I do not agree with the contention of counsel for the appellant that upholding the decisions of the two lower Courts will lead to a multiplicity of suits. Nor do I accept his other contention that the objection proceedings were designedly delayed and therefore, under 0.19 Rule 55, the High Court should have declined to investigate the objection. Attachment was advertised in Uganda Government Gazette on 8/10/1999. It h?rdly requires imagination to appreciate that the widow was most unlikely to have seen the advertisement in the gazette. Whatever the case, according to the court record, the sale took place on 10/11/99 and apparently without the widow having been served with notice of intention to sell. The widow only became aware of the purported sale when Court bailiffs threatened to evict her from the suit property. Clearly that was after the purported sale. She then lodged objections on 23/12/99 having initiated the same by swearing her affidavit on 16/12/1999. This was barely a month after the purported sale. This cannot be described as a designed delay especially when there is no evidence that she was aware of the date of attachment and of even the date of the subsequent sale. In all these circumstances, I find that both grounds 2 and 3 are not sound and both ought to fail.
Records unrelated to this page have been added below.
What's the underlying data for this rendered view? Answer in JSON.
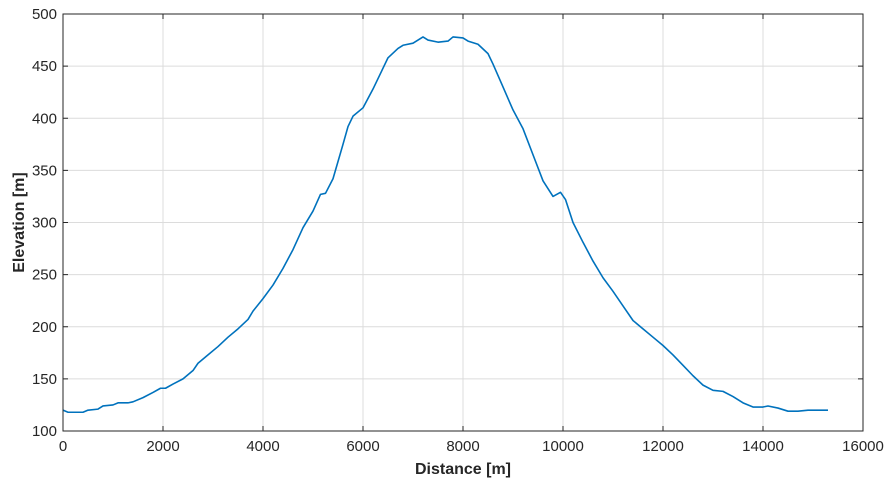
{
  "chart_data": {
    "type": "line",
    "title": "",
    "xlabel": "Distance [m]",
    "ylabel": "Elevation [m]",
    "xlim": [
      0,
      16000
    ],
    "ylim": [
      100,
      500
    ],
    "xticks": [
      0,
      2000,
      4000,
      6000,
      8000,
      10000,
      12000,
      14000,
      16000
    ],
    "yticks": [
      100,
      150,
      200,
      250,
      300,
      350,
      400,
      450,
      500
    ],
    "grid": true,
    "legend": "none",
    "series": [
      {
        "color": "#0072BD",
        "x": [
          0,
          100,
          400,
          500,
          700,
          800,
          1000,
          1100,
          1300,
          1400,
          1600,
          1800,
          1950,
          2050,
          2200,
          2400,
          2600,
          2700,
          2900,
          3100,
          3300,
          3500,
          3700,
          3800,
          4000,
          4200,
          4400,
          4600,
          4800,
          5000,
          5150,
          5250,
          5400,
          5600,
          5700,
          5800,
          6000,
          6200,
          6400,
          6500,
          6700,
          6800,
          7000,
          7200,
          7300,
          7500,
          7700,
          7800,
          8000,
          8100,
          8300,
          8500,
          8600,
          8800,
          9000,
          9200,
          9400,
          9600,
          9800,
          9950,
          10050,
          10200,
          10400,
          10600,
          10800,
          11000,
          11200,
          11400,
          11600,
          11800,
          12000,
          12200,
          12400,
          12600,
          12800,
          13000,
          13200,
          13400,
          13600,
          13800,
          14000,
          14100,
          14300,
          14500,
          14700,
          14900,
          15100,
          15300
        ],
        "y": [
          120,
          118,
          118,
          120,
          121,
          124,
          125,
          127,
          127,
          128,
          132,
          137,
          141,
          141,
          145,
          150,
          158,
          165,
          173,
          181,
          190,
          198,
          207,
          215,
          227,
          240,
          256,
          274,
          295,
          311,
          327,
          328,
          342,
          375,
          392,
          402,
          410,
          428,
          448,
          458,
          467,
          470,
          472,
          478,
          475,
          473,
          474,
          478,
          477,
          474,
          471,
          462,
          452,
          430,
          408,
          390,
          365,
          340,
          325,
          329,
          322,
          300,
          281,
          263,
          247,
          234,
          220,
          206,
          198,
          190,
          182,
          173,
          163,
          153,
          144,
          139,
          138,
          133,
          127,
          123,
          123,
          124,
          122,
          119,
          119,
          120,
          120,
          120
        ]
      }
    ]
  }
}
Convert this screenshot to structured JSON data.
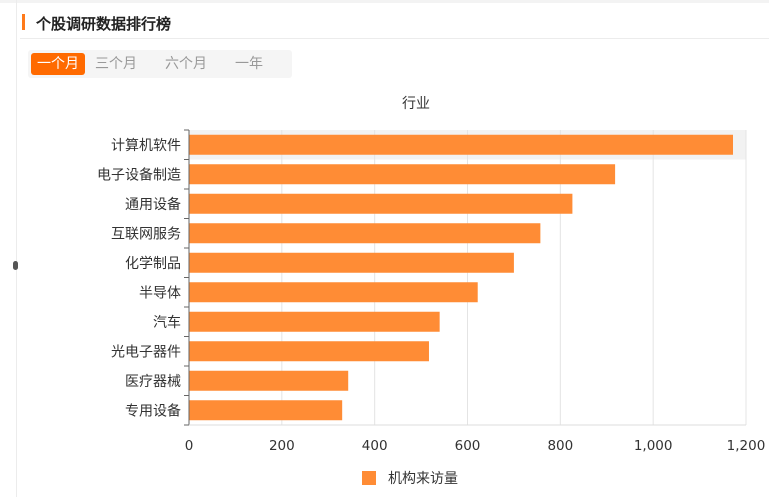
{
  "header": {
    "title": "个股调研数据排行榜"
  },
  "tabs": [
    {
      "label": "一个月",
      "active": true
    },
    {
      "label": "三个月",
      "active": false
    },
    {
      "label": "六个月",
      "active": false
    },
    {
      "label": "一年",
      "active": false
    }
  ],
  "colors": {
    "accent": "#ff6a00",
    "bar": "#ff8c35",
    "highlight_band": "#f2f2f2"
  },
  "chart_data": {
    "type": "bar",
    "orientation": "horizontal",
    "title": "行业",
    "categories": [
      "计算机软件",
      "电子设备制造",
      "通用设备",
      "互联网服务",
      "化学制品",
      "半导体",
      "汽车",
      "光电子器件",
      "医疗器械",
      "专用设备"
    ],
    "series": [
      {
        "name": "机构来访量",
        "values": [
          1172,
          918,
          826,
          757,
          700,
          622,
          540,
          517,
          343,
          330
        ]
      }
    ],
    "xlim": [
      0,
      1200
    ],
    "xticks": [
      0,
      200,
      400,
      600,
      800,
      1000,
      1200
    ],
    "xtick_labels": [
      "0",
      "200",
      "400",
      "600",
      "800",
      "1,000",
      "1,200"
    ],
    "grid": true,
    "legend": "bottom-center",
    "highlighted_category": "计算机软件"
  }
}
For the foregoing reasons, I would dismiss this appeal with costs to the respondent in this court and below.




JUDGMENT OF KAROKORA. JSC.

I read in draft the judgment prepared by Tsekooko, JSC. I concur that the appeal ought to be dismissed with costs here and below. I also agree that if court fees were not paid by the objector, the respondent should pay it.

JUDGMENT OF ODER: - JSC

I have had the advantage of reading in draft the judgment of Tsekooko, J.S.C. I agree with him that the appeal should be dismissed and with the orders proposed by him. As Karokora, Mulenga and Kanyeihamba, JJ.S.C. also agree, the orders shall be as proposed by Tsekooko, J.S.C.


JUDGMENT OF KANYEIHAMBA, J.S.C.


I have read in draft, the judgment of my learned brother, Tsekooko. J.S.C, and I agree with him that this Appeal should


JUDGMENT OF MULENGA, JSC

I had benefit of reading in draft the judgment prepared by my learned brother Tsekooko JSC. I agree that the appeal ought to be dismissed with costs. I have nothing else to add.


Delivered at Mengo this 19th Day of June 2002.